Question

an object is placed at a distance of 15 cm from a concave mirror of focal length 30 cm. find the position amd nature of image formed?
give me correct answer only and which one of u give me correct ans i will mark u as a brainlist.​

Answer 1

Object distance = 15 cm

Focal length of Concave Mirror = 30 cm

Image distance = ?

Nature of image = ?

Calculation:

Applying mirror formula and keeping the sign convention in mind , we can say that :

$\dfrac{1}{f} = \dfrac{1}{u} + \dfrac{1}{v}$

$= > \dfrac{1}{ (- 30)} = \dfrac{1}{ (- 15)} + \dfrac{1}{v}$

$= > \dfrac{1}{v} = \dfrac{1}{15} - \dfrac{1}{30}$

$= > \dfrac{1}{v} = \dfrac{2 - 1}{30}$

$= > \dfrac{1}{v} = \dfrac{1}{30}$

$= > v = 30 \: cm$

So image will be produced 30 cm behind the Mirror.

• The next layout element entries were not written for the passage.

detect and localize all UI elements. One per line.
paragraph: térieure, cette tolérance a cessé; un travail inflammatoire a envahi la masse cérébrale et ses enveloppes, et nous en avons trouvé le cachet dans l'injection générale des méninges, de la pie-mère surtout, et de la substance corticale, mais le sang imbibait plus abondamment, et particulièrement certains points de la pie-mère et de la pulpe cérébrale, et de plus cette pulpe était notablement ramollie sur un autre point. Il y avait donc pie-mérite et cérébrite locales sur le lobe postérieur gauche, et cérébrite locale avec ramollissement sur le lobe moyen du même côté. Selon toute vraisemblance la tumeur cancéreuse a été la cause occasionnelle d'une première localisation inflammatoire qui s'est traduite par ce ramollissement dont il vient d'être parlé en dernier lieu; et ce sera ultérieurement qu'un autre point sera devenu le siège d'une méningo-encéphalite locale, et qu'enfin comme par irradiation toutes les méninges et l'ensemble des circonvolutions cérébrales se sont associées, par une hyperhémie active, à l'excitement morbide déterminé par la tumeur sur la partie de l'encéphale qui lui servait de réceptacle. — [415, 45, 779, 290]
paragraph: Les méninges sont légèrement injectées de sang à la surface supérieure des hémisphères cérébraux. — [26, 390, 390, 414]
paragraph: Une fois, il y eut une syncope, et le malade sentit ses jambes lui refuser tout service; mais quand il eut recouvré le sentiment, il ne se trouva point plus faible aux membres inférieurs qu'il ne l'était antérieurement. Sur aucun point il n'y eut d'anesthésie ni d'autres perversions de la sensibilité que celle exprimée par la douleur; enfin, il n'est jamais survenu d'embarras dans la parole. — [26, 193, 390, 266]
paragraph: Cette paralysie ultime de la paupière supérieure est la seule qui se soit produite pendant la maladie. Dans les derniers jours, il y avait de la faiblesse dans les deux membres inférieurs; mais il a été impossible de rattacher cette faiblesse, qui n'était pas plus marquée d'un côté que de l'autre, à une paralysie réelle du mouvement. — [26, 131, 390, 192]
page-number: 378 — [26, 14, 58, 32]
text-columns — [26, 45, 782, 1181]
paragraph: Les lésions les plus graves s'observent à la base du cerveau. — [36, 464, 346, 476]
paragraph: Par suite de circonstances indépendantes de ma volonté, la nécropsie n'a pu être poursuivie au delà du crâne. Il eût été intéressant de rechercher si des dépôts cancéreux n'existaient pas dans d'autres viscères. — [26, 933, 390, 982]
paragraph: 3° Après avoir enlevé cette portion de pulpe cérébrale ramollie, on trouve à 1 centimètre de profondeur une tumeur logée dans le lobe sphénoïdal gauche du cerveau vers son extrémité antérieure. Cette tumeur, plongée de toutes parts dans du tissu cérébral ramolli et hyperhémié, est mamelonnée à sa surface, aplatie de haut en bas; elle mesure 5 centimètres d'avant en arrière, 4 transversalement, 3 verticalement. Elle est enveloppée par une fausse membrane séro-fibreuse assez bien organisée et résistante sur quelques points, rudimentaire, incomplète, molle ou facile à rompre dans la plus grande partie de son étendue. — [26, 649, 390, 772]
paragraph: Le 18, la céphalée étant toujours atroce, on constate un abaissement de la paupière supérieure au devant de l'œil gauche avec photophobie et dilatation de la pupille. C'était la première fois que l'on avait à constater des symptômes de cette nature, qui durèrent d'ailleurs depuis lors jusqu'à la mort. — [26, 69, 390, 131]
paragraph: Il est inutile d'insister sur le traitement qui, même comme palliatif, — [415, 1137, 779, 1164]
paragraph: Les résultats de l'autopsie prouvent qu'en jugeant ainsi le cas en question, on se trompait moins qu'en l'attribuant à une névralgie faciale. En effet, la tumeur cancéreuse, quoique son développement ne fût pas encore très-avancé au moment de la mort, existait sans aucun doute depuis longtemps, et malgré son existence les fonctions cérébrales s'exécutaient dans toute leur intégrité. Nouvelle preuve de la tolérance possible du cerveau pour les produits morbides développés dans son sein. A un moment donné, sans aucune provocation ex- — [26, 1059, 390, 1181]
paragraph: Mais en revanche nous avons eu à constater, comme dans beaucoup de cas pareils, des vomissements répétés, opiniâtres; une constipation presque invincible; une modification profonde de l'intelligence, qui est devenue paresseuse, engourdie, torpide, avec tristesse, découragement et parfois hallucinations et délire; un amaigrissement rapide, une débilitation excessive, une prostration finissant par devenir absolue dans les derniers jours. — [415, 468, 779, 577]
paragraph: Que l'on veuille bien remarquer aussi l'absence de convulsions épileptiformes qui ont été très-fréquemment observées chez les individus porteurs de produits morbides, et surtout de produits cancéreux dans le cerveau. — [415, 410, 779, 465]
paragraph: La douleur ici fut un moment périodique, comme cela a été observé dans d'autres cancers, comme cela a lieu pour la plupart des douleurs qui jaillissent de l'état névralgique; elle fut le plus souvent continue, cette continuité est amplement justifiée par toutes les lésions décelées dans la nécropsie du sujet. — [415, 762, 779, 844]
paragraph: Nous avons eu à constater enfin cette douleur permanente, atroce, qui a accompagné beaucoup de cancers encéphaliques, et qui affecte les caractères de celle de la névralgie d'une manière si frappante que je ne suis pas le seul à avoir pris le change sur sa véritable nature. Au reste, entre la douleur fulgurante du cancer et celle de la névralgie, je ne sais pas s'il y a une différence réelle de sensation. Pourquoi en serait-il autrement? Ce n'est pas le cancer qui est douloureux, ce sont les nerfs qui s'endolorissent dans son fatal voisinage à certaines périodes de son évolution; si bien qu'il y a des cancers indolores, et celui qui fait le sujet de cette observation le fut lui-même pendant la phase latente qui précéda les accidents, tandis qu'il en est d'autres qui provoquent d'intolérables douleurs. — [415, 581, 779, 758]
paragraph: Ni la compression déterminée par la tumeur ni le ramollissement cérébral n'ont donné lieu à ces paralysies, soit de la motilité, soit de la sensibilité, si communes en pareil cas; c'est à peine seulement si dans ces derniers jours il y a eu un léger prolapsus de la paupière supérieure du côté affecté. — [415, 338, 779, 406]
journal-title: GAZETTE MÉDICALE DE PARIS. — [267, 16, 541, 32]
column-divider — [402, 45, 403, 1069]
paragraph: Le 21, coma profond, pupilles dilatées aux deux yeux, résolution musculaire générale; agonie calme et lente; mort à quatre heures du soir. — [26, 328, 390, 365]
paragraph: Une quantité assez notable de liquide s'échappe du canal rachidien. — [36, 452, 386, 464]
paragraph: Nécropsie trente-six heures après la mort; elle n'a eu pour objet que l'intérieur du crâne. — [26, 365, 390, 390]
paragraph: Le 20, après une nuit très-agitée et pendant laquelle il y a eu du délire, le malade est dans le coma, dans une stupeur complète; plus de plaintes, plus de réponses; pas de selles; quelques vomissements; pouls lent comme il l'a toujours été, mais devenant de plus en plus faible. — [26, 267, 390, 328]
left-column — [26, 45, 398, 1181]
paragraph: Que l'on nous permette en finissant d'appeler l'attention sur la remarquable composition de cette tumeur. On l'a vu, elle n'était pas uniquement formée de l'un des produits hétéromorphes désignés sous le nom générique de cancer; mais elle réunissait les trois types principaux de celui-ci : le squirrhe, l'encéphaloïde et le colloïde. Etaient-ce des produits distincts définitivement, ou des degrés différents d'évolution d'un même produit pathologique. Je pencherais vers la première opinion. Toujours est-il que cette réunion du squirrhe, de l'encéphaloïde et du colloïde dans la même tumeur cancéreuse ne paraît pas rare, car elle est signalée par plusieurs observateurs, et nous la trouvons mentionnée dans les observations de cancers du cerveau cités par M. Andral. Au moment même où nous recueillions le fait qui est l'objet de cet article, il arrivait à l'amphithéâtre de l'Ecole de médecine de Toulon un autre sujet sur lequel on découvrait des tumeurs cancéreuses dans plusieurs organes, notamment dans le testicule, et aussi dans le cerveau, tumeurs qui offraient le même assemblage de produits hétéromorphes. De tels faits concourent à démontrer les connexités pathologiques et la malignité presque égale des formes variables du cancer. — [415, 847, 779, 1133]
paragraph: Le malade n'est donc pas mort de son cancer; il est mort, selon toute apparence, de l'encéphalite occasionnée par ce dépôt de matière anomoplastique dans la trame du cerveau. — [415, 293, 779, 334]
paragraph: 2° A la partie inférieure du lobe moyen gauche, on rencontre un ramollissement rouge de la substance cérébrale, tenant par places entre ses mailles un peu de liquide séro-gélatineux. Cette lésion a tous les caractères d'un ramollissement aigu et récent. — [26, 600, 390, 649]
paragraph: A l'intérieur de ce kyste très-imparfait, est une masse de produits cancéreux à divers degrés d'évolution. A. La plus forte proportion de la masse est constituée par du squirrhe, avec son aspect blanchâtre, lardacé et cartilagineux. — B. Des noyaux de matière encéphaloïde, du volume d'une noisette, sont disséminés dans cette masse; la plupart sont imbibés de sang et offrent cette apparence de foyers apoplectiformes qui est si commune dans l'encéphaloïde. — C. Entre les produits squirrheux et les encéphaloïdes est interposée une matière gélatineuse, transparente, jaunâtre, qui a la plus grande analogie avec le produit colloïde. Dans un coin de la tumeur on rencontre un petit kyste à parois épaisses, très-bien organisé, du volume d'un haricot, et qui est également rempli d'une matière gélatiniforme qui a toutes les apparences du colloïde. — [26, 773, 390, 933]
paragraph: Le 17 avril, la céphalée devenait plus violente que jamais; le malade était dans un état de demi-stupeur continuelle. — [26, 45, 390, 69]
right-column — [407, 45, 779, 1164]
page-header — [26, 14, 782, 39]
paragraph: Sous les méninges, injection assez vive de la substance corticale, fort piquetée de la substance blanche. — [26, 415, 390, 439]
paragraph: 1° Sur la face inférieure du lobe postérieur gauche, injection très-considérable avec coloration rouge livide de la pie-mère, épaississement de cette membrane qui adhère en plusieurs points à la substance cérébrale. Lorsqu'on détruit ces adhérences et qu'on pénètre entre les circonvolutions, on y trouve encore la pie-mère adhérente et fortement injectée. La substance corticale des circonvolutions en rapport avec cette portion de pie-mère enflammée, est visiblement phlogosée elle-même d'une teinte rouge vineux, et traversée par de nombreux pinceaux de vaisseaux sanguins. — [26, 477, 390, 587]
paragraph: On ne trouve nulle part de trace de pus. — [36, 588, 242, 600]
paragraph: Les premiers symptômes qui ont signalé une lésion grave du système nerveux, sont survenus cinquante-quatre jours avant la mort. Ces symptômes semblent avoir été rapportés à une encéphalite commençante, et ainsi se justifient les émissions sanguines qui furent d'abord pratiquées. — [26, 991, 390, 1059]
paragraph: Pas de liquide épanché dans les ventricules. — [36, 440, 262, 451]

Magnification $=-\dfrac{v}{u}=+2$

Since magnification is positive and greater than 1 , we can say that image is erect , virtual and magnified.

Answer 2

Answer:

30 or -30

Explanation:

image distance=2*object distance

2*15=30

And by the mirror formula

1/f=1/v+1/u

1/30=1/v+1/15

1/v=1/30-1/15

1/v=15-30/30*15

1/v= -15/450

1/v=-1/30

v=-30

I hope it will help you...